Add to this localised in-breeding and the encroachment of the red fox and you have a disastrous situation for the arctic fox. In-breeding meant lower resistance to scabies, which was brought in by the red fox, which also competed with the arctic fox for food and territory. The red foxes were moving into the arctic foxes’ territory because of climatic changes, i.e. a warming climate and a spread of boreal forests.

Thankfully conservationists and scientists stepped in. Through captive breeding and release, feeding and giving medicine to arctic foxes numbers in Scandinavia are starting to increase. “We don’t know for sure whether the future looks bright for Scandinavian arctic foxes, but the steady increase in the number of foxes since the 90s is encouraging and a sign that the conservation measures, that were initiated based on the research from the Swedish arctic fox project, do help,” says Rasmus.

But lemmings continue to breed in erratic cycles, red foxes continue to move in and climate change isn’t going away – far from it! And although the life and times of the arctic fox varies greatly around the arctic, one thing is for sure: nothing is certain.

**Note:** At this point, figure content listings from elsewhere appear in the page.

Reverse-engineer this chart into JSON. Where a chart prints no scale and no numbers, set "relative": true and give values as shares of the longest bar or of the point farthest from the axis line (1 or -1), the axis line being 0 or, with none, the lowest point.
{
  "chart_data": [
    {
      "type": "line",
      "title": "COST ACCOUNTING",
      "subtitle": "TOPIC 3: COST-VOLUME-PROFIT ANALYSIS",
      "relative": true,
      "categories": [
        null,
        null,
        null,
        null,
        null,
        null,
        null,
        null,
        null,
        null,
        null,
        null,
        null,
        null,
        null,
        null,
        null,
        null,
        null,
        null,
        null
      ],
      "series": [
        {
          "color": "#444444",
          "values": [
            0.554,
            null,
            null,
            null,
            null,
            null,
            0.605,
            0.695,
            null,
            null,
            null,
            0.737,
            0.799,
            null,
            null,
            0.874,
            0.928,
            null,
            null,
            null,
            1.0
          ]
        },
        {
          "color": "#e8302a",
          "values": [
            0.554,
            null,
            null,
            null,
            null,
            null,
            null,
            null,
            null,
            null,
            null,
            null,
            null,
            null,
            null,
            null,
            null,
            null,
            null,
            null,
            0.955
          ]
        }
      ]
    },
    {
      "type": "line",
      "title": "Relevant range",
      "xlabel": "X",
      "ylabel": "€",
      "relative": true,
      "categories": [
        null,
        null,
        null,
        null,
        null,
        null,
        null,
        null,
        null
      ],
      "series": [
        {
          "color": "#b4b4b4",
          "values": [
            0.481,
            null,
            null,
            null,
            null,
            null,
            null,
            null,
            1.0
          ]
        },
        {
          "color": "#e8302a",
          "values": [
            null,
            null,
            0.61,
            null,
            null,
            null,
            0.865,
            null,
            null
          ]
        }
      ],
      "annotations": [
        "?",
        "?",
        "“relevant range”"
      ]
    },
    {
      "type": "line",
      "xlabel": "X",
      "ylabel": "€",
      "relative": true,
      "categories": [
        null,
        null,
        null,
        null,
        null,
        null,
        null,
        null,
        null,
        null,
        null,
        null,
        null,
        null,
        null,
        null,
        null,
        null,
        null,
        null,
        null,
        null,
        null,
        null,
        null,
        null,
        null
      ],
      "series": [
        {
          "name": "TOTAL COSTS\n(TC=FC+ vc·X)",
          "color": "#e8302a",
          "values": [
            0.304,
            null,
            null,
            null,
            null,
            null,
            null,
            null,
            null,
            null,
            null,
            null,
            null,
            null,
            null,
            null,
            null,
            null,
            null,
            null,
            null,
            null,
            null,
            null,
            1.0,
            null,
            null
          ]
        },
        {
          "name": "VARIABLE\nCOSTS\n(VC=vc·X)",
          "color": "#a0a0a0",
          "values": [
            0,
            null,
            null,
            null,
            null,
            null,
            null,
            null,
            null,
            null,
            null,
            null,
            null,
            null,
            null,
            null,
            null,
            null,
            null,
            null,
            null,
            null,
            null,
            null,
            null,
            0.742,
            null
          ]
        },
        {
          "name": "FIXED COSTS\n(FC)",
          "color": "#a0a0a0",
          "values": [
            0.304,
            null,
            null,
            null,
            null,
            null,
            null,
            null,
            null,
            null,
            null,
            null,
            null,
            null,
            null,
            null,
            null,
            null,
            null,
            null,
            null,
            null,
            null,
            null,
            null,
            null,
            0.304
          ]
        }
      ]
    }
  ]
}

“My research,” says Rasmus, “aims to understand how the landscape affects the arctic foxes: why foxes in some areas are more successful than others? With increased understanding of the different factors that affect the ecosystem and thereby the arctic foxes, we can improve the conservation measures, and hopefully the Scandinavian arctic fox population will become so big that it is able to manage on its own in the future. Just like the North American and Icelandic populations are doing now.”